1

I have got a GUI program which is a "wrapper" to cmd.exe. From this GUI program I can send and receive command via cmd.exe

I am using pipe redirection, and already read various references:

Creating a Child Process with Redirected Input and Output

Redirect Input and Output of Powershell.exe to Pipes in C++

windows cmd pipe not unicode even with /U switch

First of all I launch an instance of "cmd.exe /U", so that I am telling cmd.exe to generate Unicode output then I use ReadFile/WriteFile to read and write from/to pipe.

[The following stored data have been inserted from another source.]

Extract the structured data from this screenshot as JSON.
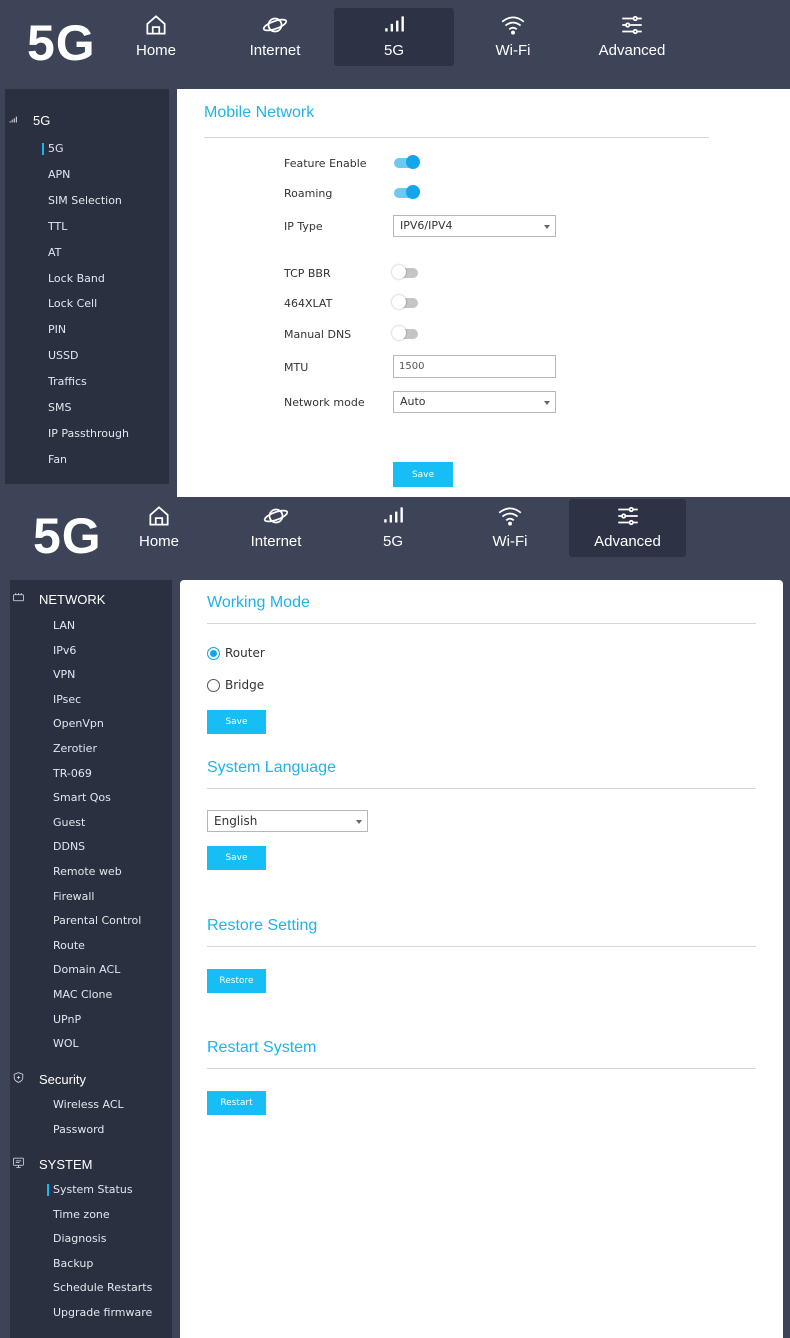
{
  "top": {
    "brand": "5G",
    "nav": [
      {
        "label": "Home",
        "icon": "home-icon"
      },
      {
        "label": "Internet",
        "icon": "planet-icon"
      },
      {
        "label": "5G",
        "icon": "signal-icon"
      },
      {
        "label": "Wi-Fi",
        "icon": "wifi-icon"
      },
      {
        "label": "Advanced",
        "icon": "sliders-icon"
      }
    ],
    "active_nav": "5G",
    "sidebar": {
      "heading": "5G",
      "items": [
        "5G",
        "APN",
        "SIM Selection",
        "TTL",
        "AT",
        "Lock Band",
        "Lock Cell",
        "PIN",
        "USSD",
        "Traffics",
        "SMS",
        "IP Passthrough",
        "Fan"
      ],
      "active": "5G"
    },
    "form": {
      "title": "Mobile Network",
      "feature_enable_label": "Feature Enable",
      "feature_enable": true,
      "roaming_label": "Roaming",
      "roaming": true,
      "ip_type_label": "IP Type",
      "ip_type": "IPV6/IPV4",
      "tcp_bbr_label": "TCP BBR",
      "tcp_bbr": false,
      "xlat_label": "464XLAT",
      "xlat": false,
      "manual_dns_label": "Manual DNS",
      "manual_dns": false,
      "mtu_label": "MTU",
      "mtu": "1500",
      "network_mode_label": "Network mode",
      "network_mode": "Auto",
      "save": "Save"
    }
  },
  "bottom": {
    "brand": "5G",
    "nav": [
      {
        "label": "Home",
        "icon": "home-icon"
      },
      {
        "label": "Internet",
        "icon": "planet-icon"
      },
      {
        "label": "5G",
        "icon": "signal-icon"
      },
      {
        "label": "Wi-Fi",
        "icon": "wifi-icon"
      },
      {
        "label": "Advanced",
        "icon": "sliders-icon"
      }
    ],
    "active_nav": "Advanced",
    "sidebar": {
      "network_heading": "NETWORK",
      "network_items": [
        "LAN",
        "IPv6",
        "VPN",
        "IPsec",
        "OpenVpn",
        "Zerotier",
        "TR-069",
        "Smart Qos",
        "Guest",
        "DDNS",
        "Remote web",
        "Firewall",
        "Parental Control",
        "Route",
        "Domain ACL",
        "MAC Clone",
        "UPnP",
        "WOL"
      ],
      "security_heading": "Security",
      "security_items": [
        "Wireless ACL",
        "Password"
      ],
      "system_heading": "SYSTEM",
      "system_items": [
        "System Status",
        "Time zone",
        "Diagnosis",
        "Backup",
        "Schedule Restarts",
        "Upgrade firmware"
      ],
      "active": "System Status"
    },
    "working_mode": {
      "title": "Working Mode",
      "options": [
        "Router",
        "Bridge"
      ],
      "selected": "Router",
      "save": "Save"
    },
    "language": {
      "title": "System Language",
      "value": "English",
      "save": "Save"
    },
    "restore": {
      "title": "Restore Setting",
      "button": "Restore"
    },
    "restart": {
      "title": "Restart System",
      "button": "Restart"
    }
  },
  "colors": {
    "accent": "#1fb3e8",
    "button": "#17bdf5",
    "header_bg": "#3d4458",
    "sidebar_bg": "#2a3040"
  }
}
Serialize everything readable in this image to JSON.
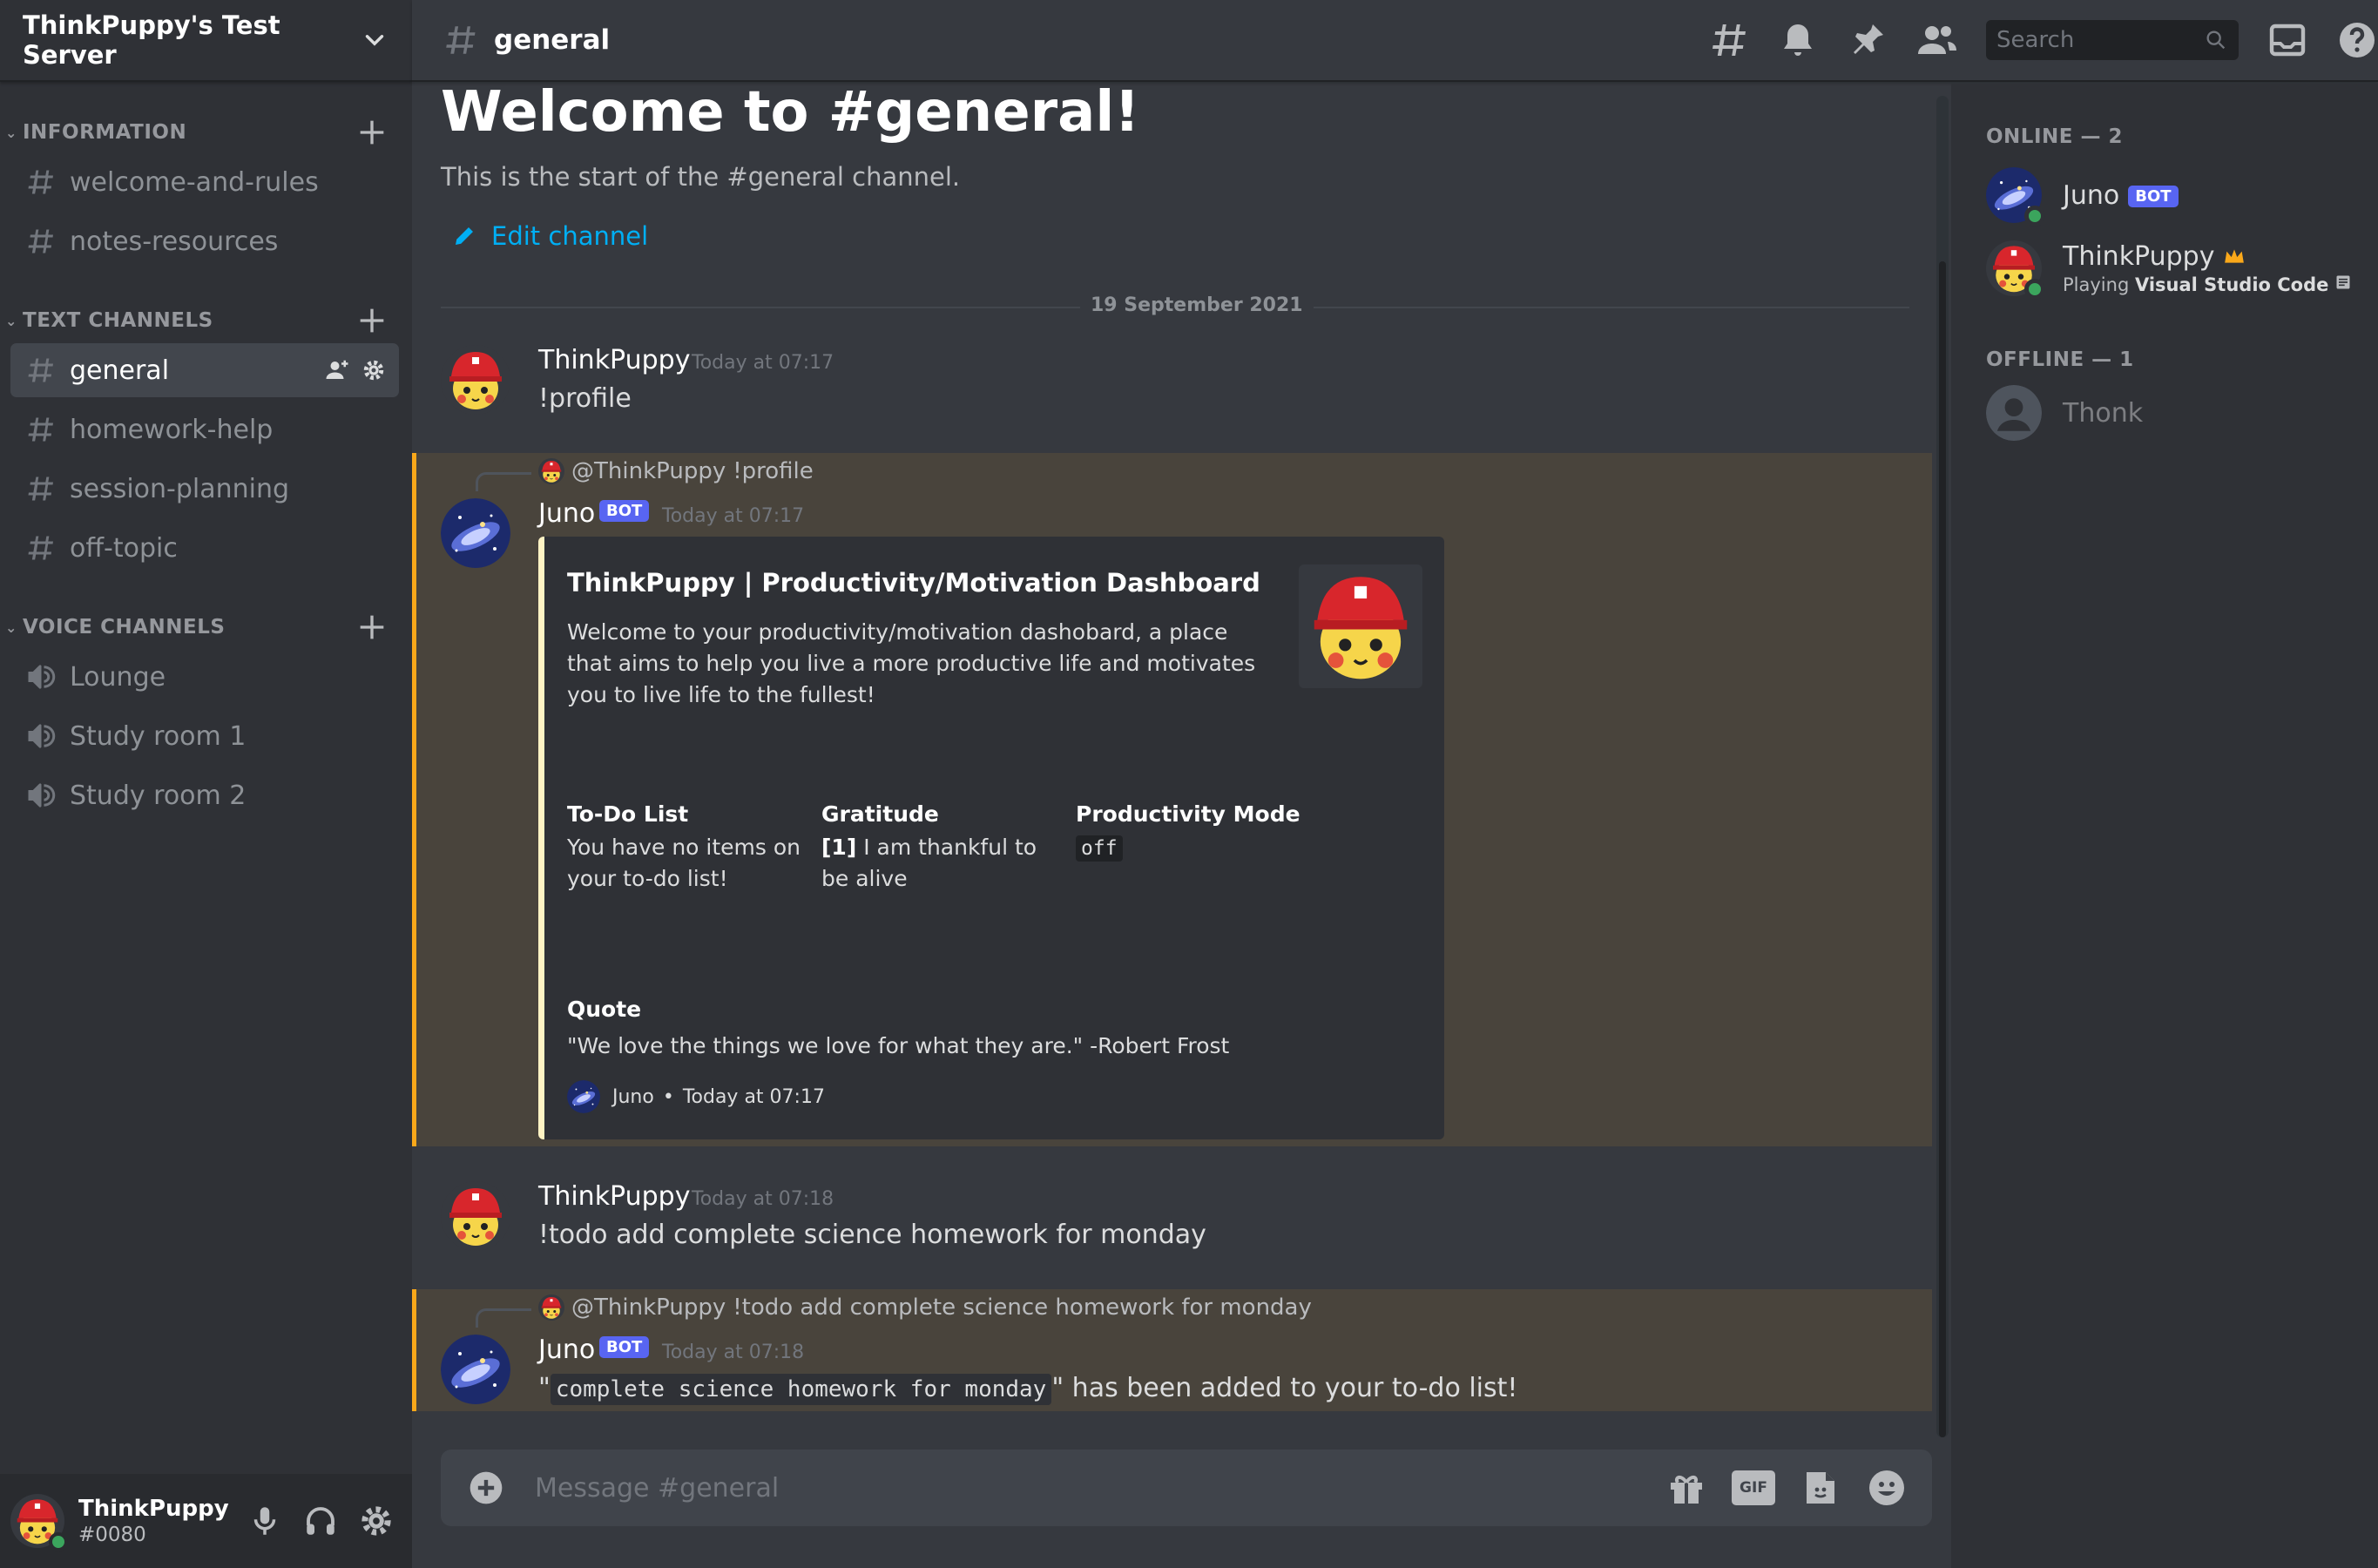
{
  "server": {
    "name": "ThinkPuppy's Test Server"
  },
  "categories": {
    "information": "INFORMATION",
    "text": "TEXT CHANNELS",
    "voice": "VOICE CHANNELS"
  },
  "info_channels": [
    "welcome-and-rules",
    "notes-resources"
  ],
  "text_channels": [
    "general",
    "homework-help",
    "session-planning",
    "off-topic"
  ],
  "voice_channels": [
    "Lounge",
    "Study room 1",
    "Study room 2"
  ],
  "user_panel": {
    "username": "ThinkPuppy",
    "tag": "#0080"
  },
  "topbar": {
    "channel": "general",
    "search_placeholder": "Search"
  },
  "welcome": {
    "title": "Welcome to #general!",
    "subtitle": "This is the start of the #general channel.",
    "edit": "Edit channel"
  },
  "date_divider": "19 September 2021",
  "messages": {
    "m1": {
      "author": "ThinkPuppy",
      "time": "Today at 07:17",
      "text": "!profile"
    },
    "m2": {
      "reply_mention": "@ThinkPuppy",
      "reply_text": "!profile",
      "author": "Juno",
      "bot": "BOT",
      "time": "Today at 07:17",
      "embed": {
        "title": "ThinkPuppy | Productivity/Motivation Dashboard",
        "description": "Welcome to your productivity/motivation dashobard, a place that aims to help you live a more productive life and motivates you to live life to the fullest!",
        "fields": {
          "todo_name": "To-Do List",
          "todo_value": "You have no items on your to-do list!",
          "grat_name": "Gratitude",
          "grat_index": "[1]",
          "grat_value": " I am thankful to be alive",
          "mode_name": "Productivity Mode",
          "mode_value": "off"
        },
        "quote_name": "Quote",
        "quote_value": "\"We love the things we love for what they are.\" -Robert Frost",
        "footer_author": "Juno",
        "footer_sep": "•",
        "footer_time": "Today at 07:17"
      }
    },
    "m3": {
      "author": "ThinkPuppy",
      "time": "Today at 07:18",
      "text": "!todo add complete science homework for monday"
    },
    "m4": {
      "reply_mention": "@ThinkPuppy",
      "reply_text": "!todo add complete science homework for monday",
      "author": "Juno",
      "bot": "BOT",
      "time": "Today at 07:18",
      "quote_open": "\"",
      "code": "complete science homework for monday",
      "text_after": "\" has been added to your to-do list!"
    }
  },
  "composer": {
    "placeholder": "Message #general",
    "gif": "GIF"
  },
  "members": {
    "online_header": "ONLINE — 2",
    "offline_header": "OFFLINE — 1",
    "juno": {
      "name": "Juno",
      "bot": "BOT"
    },
    "thinkpuppy": {
      "name": "ThinkPuppy",
      "activity_prefix": "Playing",
      "activity": "Visual Studio Code"
    },
    "thonk": {
      "name": "Thonk"
    }
  },
  "colors": {
    "accent": "#5865f2",
    "link": "#00aff4",
    "highlight": "#faa81a",
    "online": "#3ba55d"
  }
}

Everything works fine if I use ANSI, But I have got 2 problems related to Unicode:

1) If I want to pass data to the pipe using WriteFile, I have to convert it from Unicode to Ansi first. Passing data in Unicode does not work: specifically, when reading the output after my WriteFile, the cmd outputs a "More?" string. If I write the input in ANSI, it works fine and cmd correctly outputs the result of the command. The cmd has been launched with /U switch.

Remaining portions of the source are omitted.